Yesterday I went to lunch with a bunch of former coworkers. Another woman and two guys. The two guys are still at the place the four of us worked together at two years ago, the other women and I work together now again. And, like you do when you haven’t seen people for a few years, you catch up on the lives of shared coworkers - where did so and so end up and such. (Its a small sample size, but it would probably hold true for IT at Acme, by the way…women have MUCH shorter tenure).
And the subject of “Jack” came up. Jack had been an IT manager at “Acme” - the company where we all worked together. Jack had left for a job at “ABC Inc” We ladies looked at each other “Jack is gone?!”

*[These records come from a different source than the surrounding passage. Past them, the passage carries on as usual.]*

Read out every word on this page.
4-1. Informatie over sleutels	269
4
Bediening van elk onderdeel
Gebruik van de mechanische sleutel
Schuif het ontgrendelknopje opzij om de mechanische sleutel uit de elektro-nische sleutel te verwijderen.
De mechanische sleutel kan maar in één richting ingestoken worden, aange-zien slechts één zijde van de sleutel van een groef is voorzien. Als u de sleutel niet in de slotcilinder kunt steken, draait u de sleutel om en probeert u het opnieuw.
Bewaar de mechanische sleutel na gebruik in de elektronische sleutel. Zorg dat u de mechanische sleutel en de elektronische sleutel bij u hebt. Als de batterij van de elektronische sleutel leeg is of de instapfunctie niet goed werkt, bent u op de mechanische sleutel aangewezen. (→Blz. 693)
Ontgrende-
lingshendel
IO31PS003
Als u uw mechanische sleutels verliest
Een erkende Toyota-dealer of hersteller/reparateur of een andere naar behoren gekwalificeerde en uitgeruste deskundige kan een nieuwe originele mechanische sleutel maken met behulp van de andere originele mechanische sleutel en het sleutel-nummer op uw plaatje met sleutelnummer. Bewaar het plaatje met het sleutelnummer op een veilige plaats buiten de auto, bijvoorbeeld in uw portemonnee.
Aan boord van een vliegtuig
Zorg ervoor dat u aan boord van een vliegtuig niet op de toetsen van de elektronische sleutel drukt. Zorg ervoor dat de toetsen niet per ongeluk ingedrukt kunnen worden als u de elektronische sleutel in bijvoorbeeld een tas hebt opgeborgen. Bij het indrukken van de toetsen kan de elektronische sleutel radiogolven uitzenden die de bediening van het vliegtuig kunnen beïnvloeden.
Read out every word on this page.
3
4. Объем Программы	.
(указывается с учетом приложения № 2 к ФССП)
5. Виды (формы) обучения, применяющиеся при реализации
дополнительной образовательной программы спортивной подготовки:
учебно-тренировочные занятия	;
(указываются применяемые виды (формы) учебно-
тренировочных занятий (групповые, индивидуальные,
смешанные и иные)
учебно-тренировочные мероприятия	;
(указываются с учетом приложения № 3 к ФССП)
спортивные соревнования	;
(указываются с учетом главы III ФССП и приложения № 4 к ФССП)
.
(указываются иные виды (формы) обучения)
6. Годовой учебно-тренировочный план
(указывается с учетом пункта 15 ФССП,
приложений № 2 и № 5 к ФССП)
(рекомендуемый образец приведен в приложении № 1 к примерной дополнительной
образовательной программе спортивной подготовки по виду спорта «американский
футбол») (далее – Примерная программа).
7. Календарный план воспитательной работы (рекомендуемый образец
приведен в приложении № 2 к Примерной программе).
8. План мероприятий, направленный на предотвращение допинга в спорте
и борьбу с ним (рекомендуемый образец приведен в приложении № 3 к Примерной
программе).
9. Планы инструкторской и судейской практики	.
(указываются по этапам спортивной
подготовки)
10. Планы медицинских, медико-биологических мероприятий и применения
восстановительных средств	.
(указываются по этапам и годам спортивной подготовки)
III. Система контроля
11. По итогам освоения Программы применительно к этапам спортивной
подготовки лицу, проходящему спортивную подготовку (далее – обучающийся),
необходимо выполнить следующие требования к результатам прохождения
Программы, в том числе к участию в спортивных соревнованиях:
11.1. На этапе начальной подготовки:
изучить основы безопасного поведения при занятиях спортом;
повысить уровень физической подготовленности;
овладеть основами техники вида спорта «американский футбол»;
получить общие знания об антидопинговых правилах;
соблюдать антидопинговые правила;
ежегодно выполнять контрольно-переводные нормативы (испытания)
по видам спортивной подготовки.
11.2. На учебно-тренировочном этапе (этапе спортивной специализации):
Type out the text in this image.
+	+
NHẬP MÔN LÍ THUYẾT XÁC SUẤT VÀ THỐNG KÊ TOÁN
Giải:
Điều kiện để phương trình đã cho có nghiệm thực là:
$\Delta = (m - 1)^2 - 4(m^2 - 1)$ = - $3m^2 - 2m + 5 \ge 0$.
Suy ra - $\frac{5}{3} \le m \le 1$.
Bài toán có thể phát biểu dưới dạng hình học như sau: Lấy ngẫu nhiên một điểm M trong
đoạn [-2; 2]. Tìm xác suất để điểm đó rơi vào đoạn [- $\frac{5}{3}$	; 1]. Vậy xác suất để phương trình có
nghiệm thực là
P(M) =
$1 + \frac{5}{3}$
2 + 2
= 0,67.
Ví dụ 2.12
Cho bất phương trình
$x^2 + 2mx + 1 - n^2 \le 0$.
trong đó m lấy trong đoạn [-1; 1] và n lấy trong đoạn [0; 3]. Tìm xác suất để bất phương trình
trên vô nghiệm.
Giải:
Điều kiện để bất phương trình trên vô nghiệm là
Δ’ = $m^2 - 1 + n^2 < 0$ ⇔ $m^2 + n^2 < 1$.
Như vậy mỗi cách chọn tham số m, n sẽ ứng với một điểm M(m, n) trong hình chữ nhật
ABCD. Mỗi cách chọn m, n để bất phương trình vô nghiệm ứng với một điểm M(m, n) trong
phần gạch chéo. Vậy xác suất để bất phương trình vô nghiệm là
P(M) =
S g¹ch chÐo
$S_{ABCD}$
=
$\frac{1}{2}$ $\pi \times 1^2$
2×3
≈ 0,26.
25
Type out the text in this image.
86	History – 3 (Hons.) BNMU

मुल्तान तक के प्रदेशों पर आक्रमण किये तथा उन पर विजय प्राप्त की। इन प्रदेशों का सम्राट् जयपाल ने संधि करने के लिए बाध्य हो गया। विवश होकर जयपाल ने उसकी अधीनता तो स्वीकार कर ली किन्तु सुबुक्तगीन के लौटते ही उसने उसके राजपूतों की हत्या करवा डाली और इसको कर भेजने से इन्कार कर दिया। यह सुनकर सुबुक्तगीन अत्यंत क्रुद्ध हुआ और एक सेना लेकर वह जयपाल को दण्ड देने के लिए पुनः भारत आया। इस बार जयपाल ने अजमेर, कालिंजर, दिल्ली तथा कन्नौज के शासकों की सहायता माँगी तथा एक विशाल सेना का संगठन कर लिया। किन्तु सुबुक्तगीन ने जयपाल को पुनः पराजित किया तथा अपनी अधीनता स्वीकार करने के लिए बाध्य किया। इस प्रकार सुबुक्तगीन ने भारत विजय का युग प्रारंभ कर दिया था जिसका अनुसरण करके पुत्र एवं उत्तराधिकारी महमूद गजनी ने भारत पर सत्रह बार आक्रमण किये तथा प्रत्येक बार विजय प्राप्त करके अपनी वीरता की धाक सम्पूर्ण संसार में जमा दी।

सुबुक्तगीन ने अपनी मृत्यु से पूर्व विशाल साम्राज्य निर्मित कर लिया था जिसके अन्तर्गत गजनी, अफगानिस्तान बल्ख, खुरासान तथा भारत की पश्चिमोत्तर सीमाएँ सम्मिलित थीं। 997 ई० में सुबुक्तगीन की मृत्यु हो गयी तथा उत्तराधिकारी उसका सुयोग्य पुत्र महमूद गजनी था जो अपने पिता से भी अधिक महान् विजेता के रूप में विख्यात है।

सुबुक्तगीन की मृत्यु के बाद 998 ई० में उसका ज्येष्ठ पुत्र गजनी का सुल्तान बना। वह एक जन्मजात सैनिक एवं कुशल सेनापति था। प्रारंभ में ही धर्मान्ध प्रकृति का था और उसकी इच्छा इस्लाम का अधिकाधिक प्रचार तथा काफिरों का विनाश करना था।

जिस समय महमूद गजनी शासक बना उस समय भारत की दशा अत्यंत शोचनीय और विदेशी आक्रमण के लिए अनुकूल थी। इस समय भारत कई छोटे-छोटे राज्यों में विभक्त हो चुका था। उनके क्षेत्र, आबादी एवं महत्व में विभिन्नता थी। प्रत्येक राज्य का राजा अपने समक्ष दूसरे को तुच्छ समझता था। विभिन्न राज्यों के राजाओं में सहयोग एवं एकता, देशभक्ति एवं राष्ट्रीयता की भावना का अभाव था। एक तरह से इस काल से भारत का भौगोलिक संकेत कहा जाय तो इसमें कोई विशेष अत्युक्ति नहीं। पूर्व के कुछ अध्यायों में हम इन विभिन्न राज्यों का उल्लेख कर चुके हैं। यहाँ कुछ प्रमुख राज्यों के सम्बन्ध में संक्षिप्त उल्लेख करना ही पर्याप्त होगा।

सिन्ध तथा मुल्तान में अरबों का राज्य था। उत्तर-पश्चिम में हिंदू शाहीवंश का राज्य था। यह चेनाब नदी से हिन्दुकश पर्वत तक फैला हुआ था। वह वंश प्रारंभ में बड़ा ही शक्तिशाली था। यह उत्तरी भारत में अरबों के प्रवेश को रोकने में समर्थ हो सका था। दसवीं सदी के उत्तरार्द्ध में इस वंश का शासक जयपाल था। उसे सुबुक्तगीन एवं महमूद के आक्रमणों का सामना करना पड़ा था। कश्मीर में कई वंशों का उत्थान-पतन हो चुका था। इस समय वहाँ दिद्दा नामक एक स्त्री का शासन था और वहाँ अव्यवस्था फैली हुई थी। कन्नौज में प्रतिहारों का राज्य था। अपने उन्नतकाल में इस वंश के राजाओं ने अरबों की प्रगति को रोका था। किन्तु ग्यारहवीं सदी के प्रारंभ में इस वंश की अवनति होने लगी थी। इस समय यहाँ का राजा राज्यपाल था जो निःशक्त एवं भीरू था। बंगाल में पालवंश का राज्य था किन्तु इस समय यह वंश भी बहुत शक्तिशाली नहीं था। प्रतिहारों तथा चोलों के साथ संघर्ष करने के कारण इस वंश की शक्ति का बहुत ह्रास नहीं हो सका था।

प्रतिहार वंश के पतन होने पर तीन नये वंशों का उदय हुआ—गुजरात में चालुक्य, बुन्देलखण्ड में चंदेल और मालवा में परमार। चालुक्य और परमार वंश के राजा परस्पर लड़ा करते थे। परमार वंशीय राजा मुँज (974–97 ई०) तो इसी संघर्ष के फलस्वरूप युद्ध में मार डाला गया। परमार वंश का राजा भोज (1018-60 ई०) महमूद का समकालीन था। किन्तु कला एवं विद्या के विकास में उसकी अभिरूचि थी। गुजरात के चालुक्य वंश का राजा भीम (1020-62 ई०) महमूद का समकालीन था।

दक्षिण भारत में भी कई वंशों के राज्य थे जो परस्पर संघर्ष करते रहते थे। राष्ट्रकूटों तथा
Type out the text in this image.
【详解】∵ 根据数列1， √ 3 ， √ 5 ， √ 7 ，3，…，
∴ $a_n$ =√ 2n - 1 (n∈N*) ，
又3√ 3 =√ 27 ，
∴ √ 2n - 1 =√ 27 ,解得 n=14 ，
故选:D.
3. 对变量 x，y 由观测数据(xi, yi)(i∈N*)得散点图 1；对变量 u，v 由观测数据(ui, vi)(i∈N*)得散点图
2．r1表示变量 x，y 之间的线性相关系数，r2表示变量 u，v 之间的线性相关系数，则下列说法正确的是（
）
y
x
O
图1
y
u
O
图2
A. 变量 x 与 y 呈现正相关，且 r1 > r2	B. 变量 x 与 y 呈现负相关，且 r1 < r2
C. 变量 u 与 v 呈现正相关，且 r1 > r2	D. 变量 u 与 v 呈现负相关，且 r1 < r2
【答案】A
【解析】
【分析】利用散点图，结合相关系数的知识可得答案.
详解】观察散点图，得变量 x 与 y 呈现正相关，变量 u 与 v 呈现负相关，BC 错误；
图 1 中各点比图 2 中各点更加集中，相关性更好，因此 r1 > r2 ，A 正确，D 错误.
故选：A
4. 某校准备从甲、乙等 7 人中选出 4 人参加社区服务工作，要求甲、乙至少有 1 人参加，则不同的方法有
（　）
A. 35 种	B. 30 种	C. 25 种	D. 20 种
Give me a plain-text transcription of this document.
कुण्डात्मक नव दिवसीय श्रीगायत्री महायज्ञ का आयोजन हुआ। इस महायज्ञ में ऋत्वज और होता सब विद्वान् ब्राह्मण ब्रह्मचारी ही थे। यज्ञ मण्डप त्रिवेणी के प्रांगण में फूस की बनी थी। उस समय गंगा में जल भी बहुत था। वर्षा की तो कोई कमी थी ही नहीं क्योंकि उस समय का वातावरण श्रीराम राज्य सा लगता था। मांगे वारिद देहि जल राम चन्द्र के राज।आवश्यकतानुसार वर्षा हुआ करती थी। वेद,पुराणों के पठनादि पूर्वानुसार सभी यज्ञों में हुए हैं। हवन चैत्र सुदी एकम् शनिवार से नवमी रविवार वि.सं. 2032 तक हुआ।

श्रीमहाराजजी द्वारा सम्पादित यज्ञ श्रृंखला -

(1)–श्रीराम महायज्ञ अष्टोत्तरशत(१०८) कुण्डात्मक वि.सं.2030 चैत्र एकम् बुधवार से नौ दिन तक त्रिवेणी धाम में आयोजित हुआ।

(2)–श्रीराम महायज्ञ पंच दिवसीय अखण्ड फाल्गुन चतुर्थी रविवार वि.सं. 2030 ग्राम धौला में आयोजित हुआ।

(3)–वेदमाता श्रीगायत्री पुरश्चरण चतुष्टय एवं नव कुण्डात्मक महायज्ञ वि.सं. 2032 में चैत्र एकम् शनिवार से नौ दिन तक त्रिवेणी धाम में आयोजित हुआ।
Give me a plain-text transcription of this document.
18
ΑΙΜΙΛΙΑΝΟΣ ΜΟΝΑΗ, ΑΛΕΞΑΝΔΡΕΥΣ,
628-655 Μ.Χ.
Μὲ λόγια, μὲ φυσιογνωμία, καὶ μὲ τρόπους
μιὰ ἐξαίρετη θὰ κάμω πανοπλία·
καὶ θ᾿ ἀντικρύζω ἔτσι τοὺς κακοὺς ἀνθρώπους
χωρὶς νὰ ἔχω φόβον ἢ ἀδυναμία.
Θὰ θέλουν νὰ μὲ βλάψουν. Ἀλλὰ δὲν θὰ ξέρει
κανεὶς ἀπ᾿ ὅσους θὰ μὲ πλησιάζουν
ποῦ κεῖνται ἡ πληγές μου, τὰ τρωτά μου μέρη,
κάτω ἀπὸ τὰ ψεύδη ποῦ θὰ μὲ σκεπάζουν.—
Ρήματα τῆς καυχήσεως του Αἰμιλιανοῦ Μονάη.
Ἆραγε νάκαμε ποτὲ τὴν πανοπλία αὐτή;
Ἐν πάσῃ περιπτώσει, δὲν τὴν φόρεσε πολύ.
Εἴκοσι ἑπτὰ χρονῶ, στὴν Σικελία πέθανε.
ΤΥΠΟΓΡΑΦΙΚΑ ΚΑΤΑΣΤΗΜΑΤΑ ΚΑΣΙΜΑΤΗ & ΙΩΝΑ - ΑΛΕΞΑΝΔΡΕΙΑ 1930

“Yes, they went through a pretty big change at Acme, Jack turns out wasn’t up to the job and was quietly pushed out. But his job at ABC isn’t managerial, its technical, and he’s much better with the technical stuff.”
We nodded, that made sense to both of us. And we didn’t say anything other than that sounds good, or that sounds right.
“But their manager is leaving and they think they want Jack to manage. I have a friend at ABC,” continues one of the guys, “who works with him and I said he is a good engineer but not a great manager, and that they might not want to do that.”
“Besides,” say I, “he treats women like crap as a manager, which might get the company in trouble in the current climate.”
The guys had no idea. My friend and I told some stories about some of the things he said and did. None of it grabby, but most of it creepy or intimidating or sexist - and purposely intimidating - when my friend called him on it at the end of her contract, he said he does it on purpose to women because it gets results. We were both contractors when we were at Acme, he was an employee, and we just put up with it - even as employees it wouldn’t have been actionable, but it certainly didn’t create a comfortable work environment.
(I suspect Jack doesn’t treat his female coworkers with respect as an individual contributor, but since he’s just a misogynistic asshole and neither of us experienced sexual assault, as an individual contributor, his female coworkers should be able to take care of it.)
I have a feeling - I’ve worked with this guy for a LONG time, that any chance Jack had of getting promoted is now being sunk by a phone call that says…“I just talked to some women who worked with Jack and…”
Don’t assume you are really getting away with it long term. Most industries are small. And women who have something to lose don’t necessarily speak out to authority, so you can probably get away with it for a long time… But people will talk.